Données cryptées : les Bons Voisins
Heath avait passé la journée à courir après les poneys, et le soir tombait déjà. L’été touchait à sa fin : les jours se faisaient plus courts, le fond de l’air, déjà, plus frais.
— Quand est-ce qu’on rentre à la maison ? demanda Catherine, sa sœur.
— Dès que j’ai fini de réparer cette clôture. Tu ne veux pas que les poneys s’échappent encore, non ?
La petite fille secoua la tête.
— Mais j’ai envie de rentrer. Il va faire nuit, et maman dit qu’il ne faut jamais être dehors quand il fait nuit. A cause des Bons Voisins. C’est l’heure où ils sortent faire leur chasse.
Heath la regarda avec un sourire indulgent.
— Tu crois encore à ces fables ? Il est temps que tu saches, Cathy : les Bons Voisins n’existent pas. On raconte ça aux petits enfants pour qu’ils se tiennent tranquilles et obéissent. Mais tu es avec moi, maintenant : je m’occupe de tout. Tiens, mange ce quignon en attendant. On arrivera juste pour le souper.
Catherine tendit la main pour prendre le morceau de pain – un reste de leur repas de midi – qu’il lui tendait et s’assit sur une pierre. Derrière elle, l’allée s’étendait, longue et rectiligne. Elle paraissait sans fin.
Heath hésita un moment à dire à sa sœur qu’ils se trouvaient précisément sur ce qu’on appelait un ley, un chemin des fées. Selon les légendes, ces chemins bordés d’arbres, qui partaient d’un point mystérieux et ne menaient nulle part, avaient été construits par les trows et les ylfes pour aller d’un Bosquet de chez eux à un autre. La nuit de la Saint Jean, on pouvait parfois y entendre les hurlements sinistres des âmes des mauvais chrétiens qui s’y étaient perdus. L’herbe qui poussait à côté y étant plus verte qu’ailleurs, leur père avait décidé d’y mettre ses poneys, et Heath n’y trouvait rien à redire. Angus McDeir était un homme connu pour son bon sens et son pragmatisme : ce n’était pas quelques superstitions qui allaient l’empêcher de gérer sa ferme.

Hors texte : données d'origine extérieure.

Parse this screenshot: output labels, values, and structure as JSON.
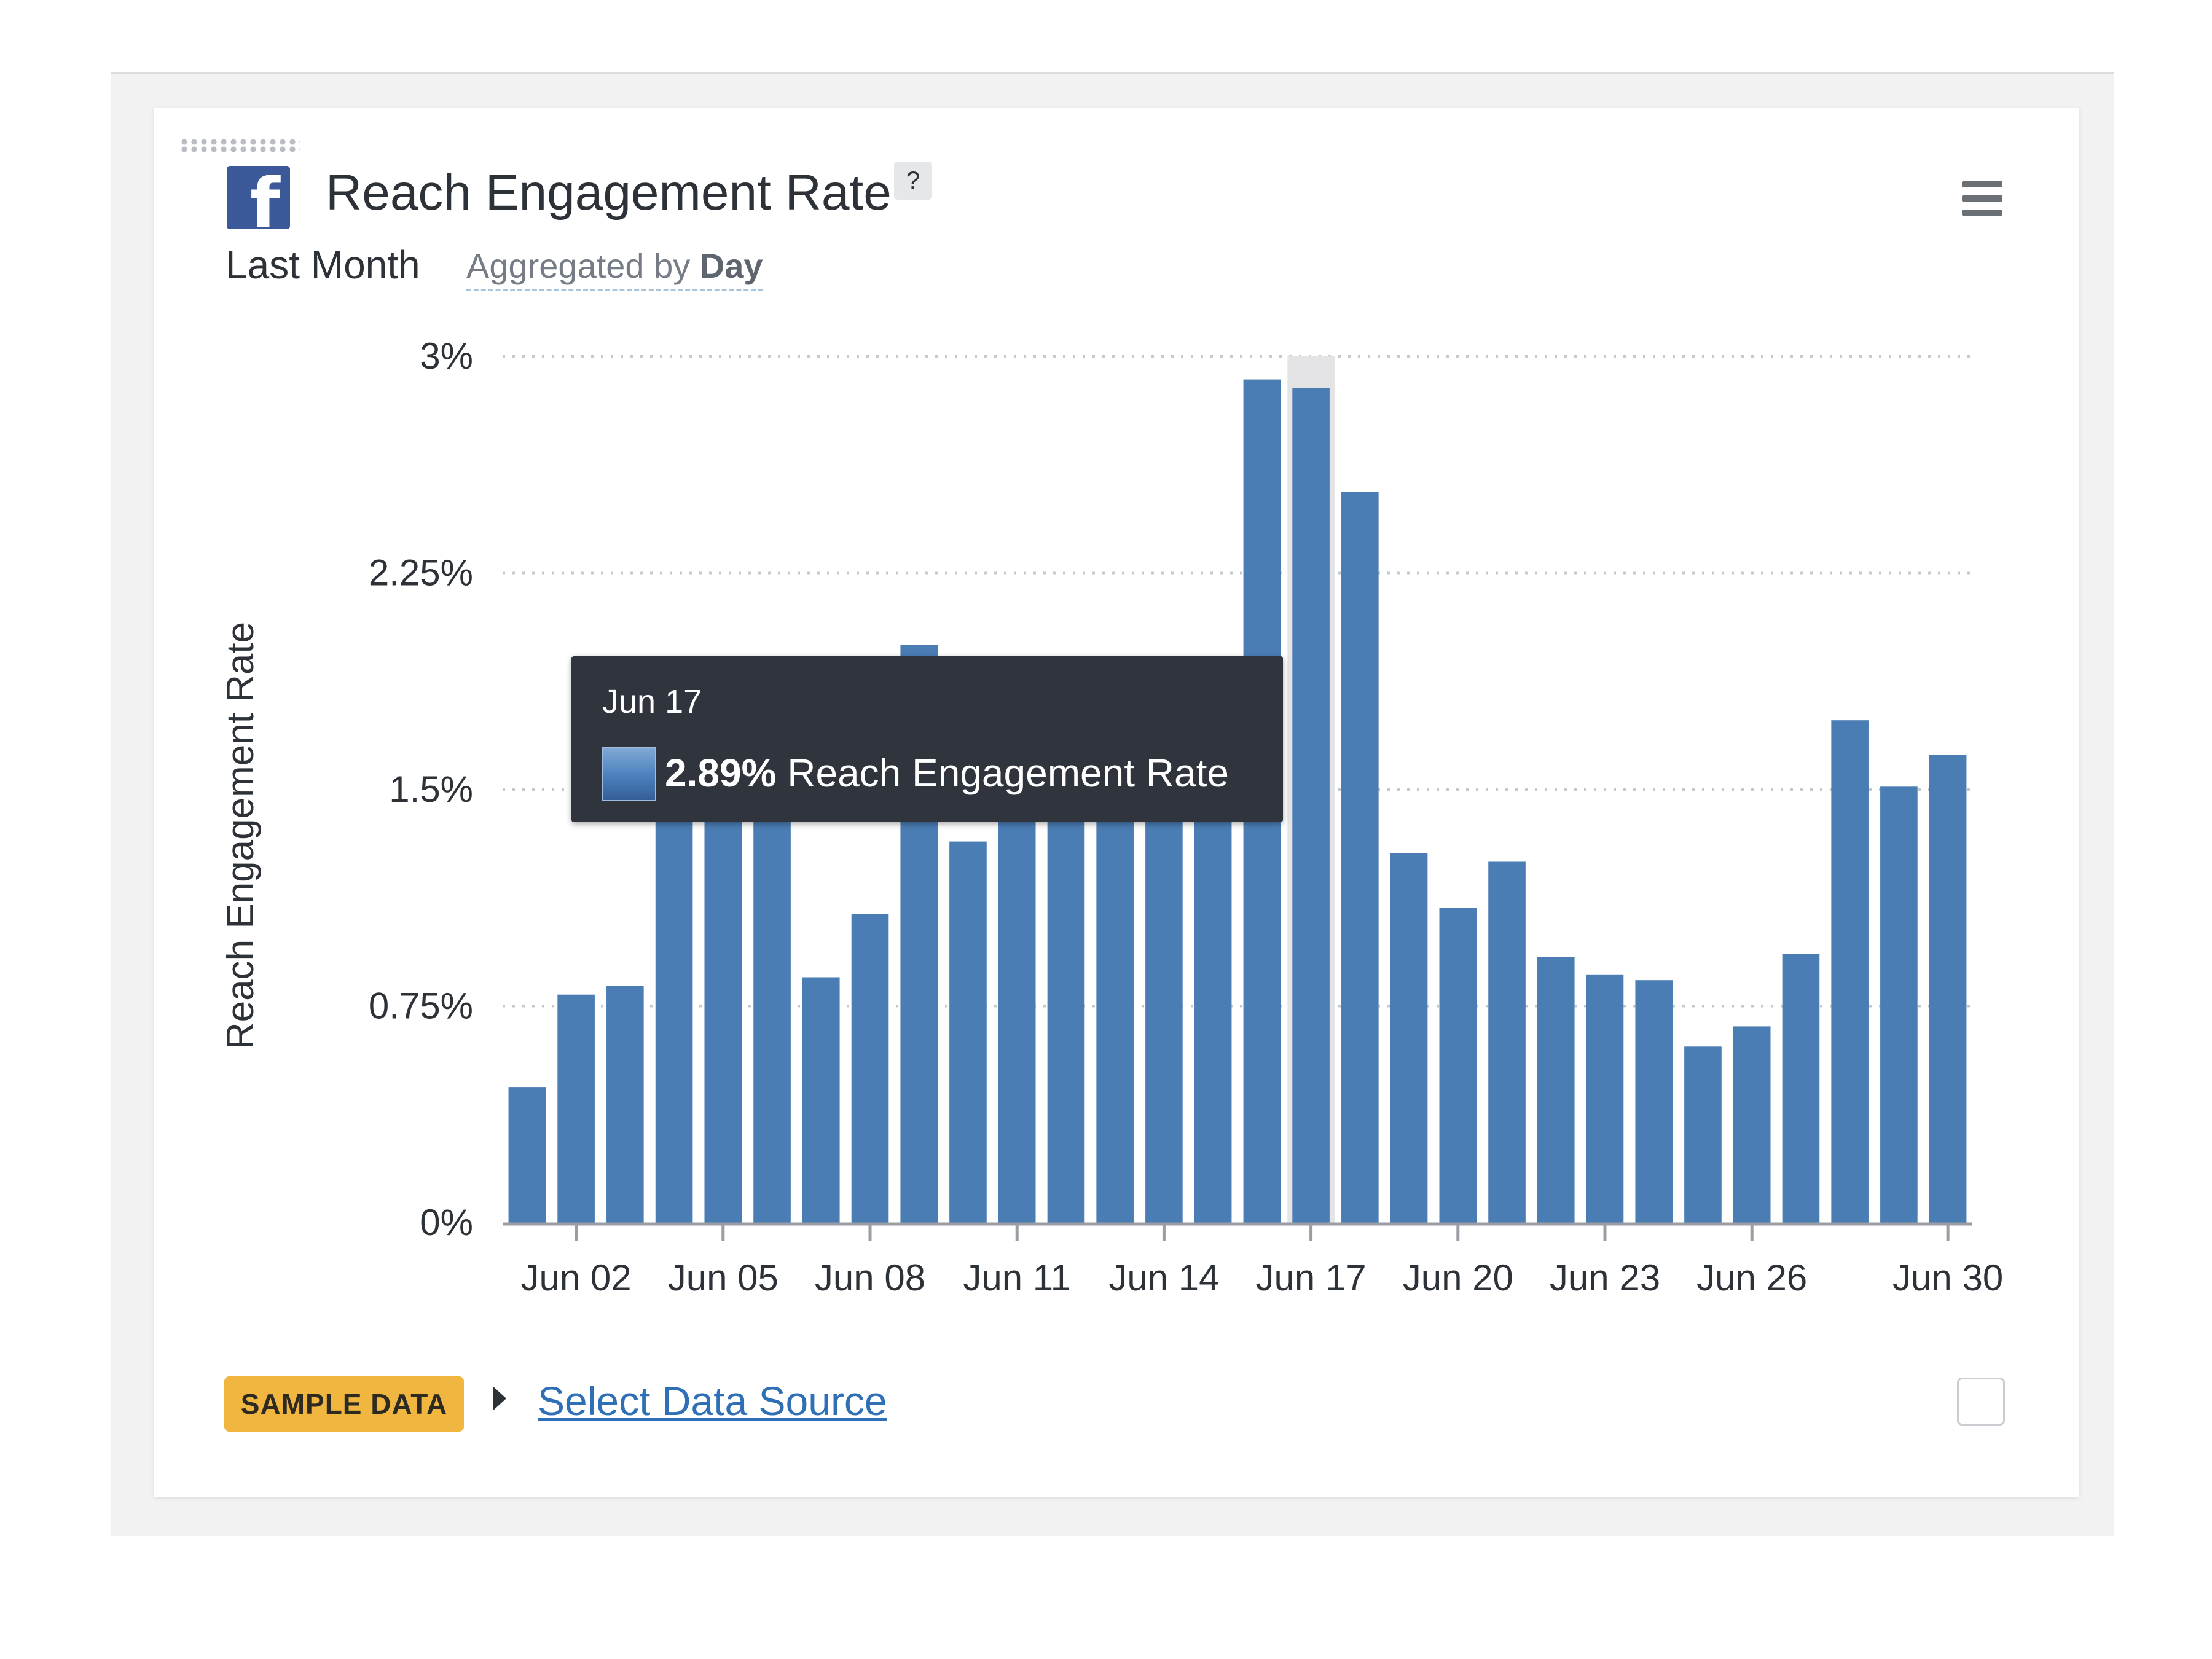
{
  "header": {
    "title": "Reach Engagement Rate",
    "help_label": "?",
    "period": "Last Month",
    "aggregated_prefix": "Aggregated by",
    "aggregated_value": "Day",
    "logo_glyph": "f",
    "logo_icon": "facebook-logo-icon",
    "menu_icon": "hamburger-menu-icon"
  },
  "tooltip": {
    "date": "Jun 17",
    "value": "2.89%",
    "series": "Reach Engagement Rate"
  },
  "footer": {
    "badge": "SAMPLE DATA",
    "link": "Select Data Source"
  },
  "colors": {
    "bar": "#4a7db4",
    "hover_band": "#e4e4e6",
    "badge": "#f0b63f",
    "facebook": "#3b5998",
    "tooltip_bg": "#2f343d"
  },
  "chart_data": {
    "type": "bar",
    "title": "Reach Engagement Rate",
    "ylabel": "Reach Engagement Rate",
    "xlabel": "",
    "ylim": [
      0,
      3
    ],
    "yticks": [
      0,
      0.75,
      1.5,
      2.25,
      3
    ],
    "ytick_labels": [
      "0%",
      "0.75%",
      "1.5%",
      "2.25%",
      "3%"
    ],
    "grid": true,
    "categories": [
      "Jun 01",
      "Jun 02",
      "Jun 03",
      "Jun 04",
      "Jun 05",
      "Jun 06",
      "Jun 07",
      "Jun 08",
      "Jun 09",
      "Jun 10",
      "Jun 11",
      "Jun 12",
      "Jun 13",
      "Jun 14",
      "Jun 15",
      "Jun 16",
      "Jun 17",
      "Jun 18",
      "Jun 19",
      "Jun 20",
      "Jun 21",
      "Jun 22",
      "Jun 23",
      "Jun 24",
      "Jun 25",
      "Jun 26",
      "Jun 27",
      "Jun 28",
      "Jun 29",
      "Jun 30"
    ],
    "xtick_labels": [
      "Jun 02",
      "Jun 05",
      "Jun 08",
      "Jun 11",
      "Jun 14",
      "Jun 17",
      "Jun 20",
      "Jun 23",
      "Jun 26",
      "Jun 30"
    ],
    "xtick_categories": [
      "Jun 02",
      "Jun 05",
      "Jun 08",
      "Jun 11",
      "Jun 14",
      "Jun 17",
      "Jun 20",
      "Jun 23",
      "Jun 26",
      "Jun 30"
    ],
    "values": [
      0.47,
      0.79,
      0.82,
      1.6,
      1.5,
      1.55,
      0.85,
      1.07,
      2.0,
      1.32,
      1.6,
      1.39,
      1.6,
      1.62,
      1.7,
      2.92,
      2.89,
      2.53,
      1.28,
      1.09,
      1.25,
      0.92,
      0.86,
      0.84,
      0.61,
      0.68,
      0.93,
      1.74,
      1.51,
      1.62
    ],
    "highlighted_category": "Jun 17"
  }
}
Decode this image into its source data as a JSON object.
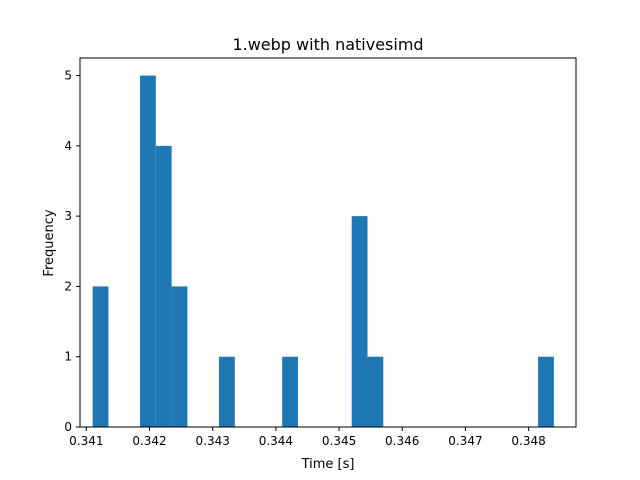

— J’ai fini, murmura enfin l’adolescent. On va pouvoir y aller.
Mais Catherine ne lui répondit pas. En se redressant, Heath remarqua ses yeux agrandis, et la pâleur de son visage poupon. Dans ses pupilles se lisait une expression de pure terreur.
Le cœur battant plus vite et la sueur coulant le long de ses tempes, Heath suivit la direction qu’indiquait le regard de sa sœur. Une procession de cavaliers. Ils venaient sans un bruit, les sabots de leurs immenses montures aux yeux blancs semblant flotter sur la brume qui montait du sol. Une myriade de lumières voletant comme des lucioles les entouraient et des chiens les précédaient, la gueule rouge et la langue pendante, leurs orbites brûlant d’une lueur infernale.
— Ferme les yeux et donne-moi la main, murmura aussitôt Heath, tout en poussant sa sœur en dehors du chemin.
La procession fantomatique arrivait à son niveau. Le premier chien les dépassa, puis le deuxième. Chacun d’eux était gros comme un poney shetland, et Heath constata que les montures avaient toutes, au minimum, la taille d’un grand cheval de trait. Les minuscules lumières volantes tournèrent autour d’eux, avant de les abandonner. Fasciné et un tout petit moins effrayé en constatant qu’ils passaient inaperçus, Heath remonta les yeux sur les cavaliers. Leurs hautes silhouettes comme leurs visages étaient dissimulés par des capes de brocart miroitant, mais le garçon put voir qu’en dessous, les cavaliers portaient des armures somptueuses et de longues chevelures aux couleurs chatoyantes, lisses et coulantes comme de la soie. Certains d’entre eux arboraient des oriflammes frappées d’héraldique comme une armée en campagne et, en apercevant les anciens symboles du carreau et de l’as sur l’un d’eux, Heath comprit qu’il se trouvait devant la daoine sidhe, la phalange féerique.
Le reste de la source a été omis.